Reports of more civilian casualties from other strikes could not be sufficiently corroborated for inclusion in the report.
Amnesty reportedly relied on eyewitness testimony, satellite images, and other photographs to reach its conclusion.
“US forces are known to have carried out a further 76 air strikes in Somalia during the period Amnesty International examined, as well as 24 in the first two months of 2019, so the civilian death toll may well be much higher,” it added.
Earlier this month, the New York Times (NYT) recently acknowledged that it could not independently verify claims that U.S. airstrikes in Somalia killed civilians, noting that al-Shabaab “claims regularly that civilians are also killed.”
Amnesty attributed the civilian fatalities in part to the proliferation of U.S. airstrikes in Somalia after commander-in-chief Trump signed an Executive Order (EO) declaring parts of the African country an “area of active hostilities”.
“US forces carried out 34 strikes in Somalia in the last nine months of 2017 – more than in the entire five years from 2012 to 2016. This increased again in 2018, to 47 strikes; and there have already been 24 in the first two months of 2019 alone,” the human rights group emphasized.
Soon after Trump took office, the U.S. military intensified its air campaign against the ruthless al-Shabaab jihadis, killing more than 200 terrorists from the outfit this year alone.
Trump’s executive order to ramp up airstrikes against al-Shabaab, one of the largest al-Qaeda branches, ended former President Barack Obama-era restrictions.
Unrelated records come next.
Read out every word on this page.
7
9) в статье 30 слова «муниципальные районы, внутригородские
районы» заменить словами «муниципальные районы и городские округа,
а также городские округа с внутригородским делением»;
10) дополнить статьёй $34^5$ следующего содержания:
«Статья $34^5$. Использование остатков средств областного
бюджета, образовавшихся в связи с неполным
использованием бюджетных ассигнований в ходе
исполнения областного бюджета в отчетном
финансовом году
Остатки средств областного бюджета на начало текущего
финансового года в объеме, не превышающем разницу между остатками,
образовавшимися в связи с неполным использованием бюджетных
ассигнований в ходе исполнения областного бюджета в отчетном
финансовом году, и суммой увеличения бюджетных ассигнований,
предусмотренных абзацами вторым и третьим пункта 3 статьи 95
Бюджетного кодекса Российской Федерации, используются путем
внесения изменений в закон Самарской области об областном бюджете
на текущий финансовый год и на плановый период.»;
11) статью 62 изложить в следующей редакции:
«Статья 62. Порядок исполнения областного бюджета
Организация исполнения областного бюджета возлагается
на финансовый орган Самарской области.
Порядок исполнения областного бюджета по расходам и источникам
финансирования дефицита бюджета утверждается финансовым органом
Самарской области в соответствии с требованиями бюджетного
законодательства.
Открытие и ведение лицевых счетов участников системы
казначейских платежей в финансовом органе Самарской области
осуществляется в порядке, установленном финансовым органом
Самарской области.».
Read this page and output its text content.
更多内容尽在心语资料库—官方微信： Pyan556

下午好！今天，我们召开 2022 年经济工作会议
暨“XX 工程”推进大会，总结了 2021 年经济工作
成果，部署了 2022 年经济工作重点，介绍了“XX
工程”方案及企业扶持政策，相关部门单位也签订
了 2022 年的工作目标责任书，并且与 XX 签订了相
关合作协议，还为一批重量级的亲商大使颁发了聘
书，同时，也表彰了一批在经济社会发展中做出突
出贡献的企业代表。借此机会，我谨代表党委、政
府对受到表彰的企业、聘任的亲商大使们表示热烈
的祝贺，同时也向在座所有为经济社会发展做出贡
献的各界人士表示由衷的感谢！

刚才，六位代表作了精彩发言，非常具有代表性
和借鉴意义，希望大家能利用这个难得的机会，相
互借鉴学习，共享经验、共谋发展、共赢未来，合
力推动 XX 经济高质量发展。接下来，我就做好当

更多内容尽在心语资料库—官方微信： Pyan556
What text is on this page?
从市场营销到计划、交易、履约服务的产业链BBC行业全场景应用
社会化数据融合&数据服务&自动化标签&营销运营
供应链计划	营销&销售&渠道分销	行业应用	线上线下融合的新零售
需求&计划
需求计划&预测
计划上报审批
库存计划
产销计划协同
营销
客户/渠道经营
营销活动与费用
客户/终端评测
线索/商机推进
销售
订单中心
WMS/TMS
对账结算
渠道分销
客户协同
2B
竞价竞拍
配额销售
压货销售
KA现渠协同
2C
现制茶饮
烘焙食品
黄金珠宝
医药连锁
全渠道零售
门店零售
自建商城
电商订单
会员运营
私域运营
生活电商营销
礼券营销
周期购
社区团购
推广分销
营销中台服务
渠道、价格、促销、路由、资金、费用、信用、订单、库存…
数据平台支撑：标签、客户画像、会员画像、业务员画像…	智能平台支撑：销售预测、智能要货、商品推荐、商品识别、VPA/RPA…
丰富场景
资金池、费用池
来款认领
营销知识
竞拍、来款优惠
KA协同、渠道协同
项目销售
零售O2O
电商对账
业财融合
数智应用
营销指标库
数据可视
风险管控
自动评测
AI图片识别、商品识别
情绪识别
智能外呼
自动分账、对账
“It’s very important and very helpful for us to have little more flexibility, a little bit more timeliness, in terms of [the] decision-making process and it’ll allow us to give — in fact, counter ISIS or in our case in Somalia, al-Shabaab,” Gen. Thomas Waldhauser, the AFRICOM chief, proclaimed in March 2017, referring to Trump’s EO.
Nevertheless, an unnamed retired American Brig. Gen. allegedly told Amnesty International that Trump’s order “lessened the burden on the US military to guarantee that civilians will not be killed in air strikes.”
Worryingly, the General also believes that the Executive Order widened the net of potential targets to include virtually any adult male living in villages sympathetic to Al-Shabaab and seen in proximity to known fighters. Such a broad targeting mandate would violate international humanitarian law and lead to unlawful killing of civilians.
The Mogadishu-based Hiraal Institute acknowledged in November 2018 that the unprecedented number of strikes against al-Shabaab led to a slight decline in the overall attacks by the jihadis. However, the researchers noted that the group is adapting to the “increasingly lethal air campaign.”
U.S. airstrikes in Somalia in 2018 yielded the “third record high” annual death toll (326) of suspected al-Shabaab jihadis, NYT learned from Pentagon data.
The pace of strikes so far in 2019 — which have already killed 225 terrorists — is on pace to eclipse last year’s record.
“The US government must carry out impartial, thorough investigations into credible evidence its rapidly escalating air strikes in Somalia have killed numerous civilians, Amnesty International said in a new report today,” Amnesty declared.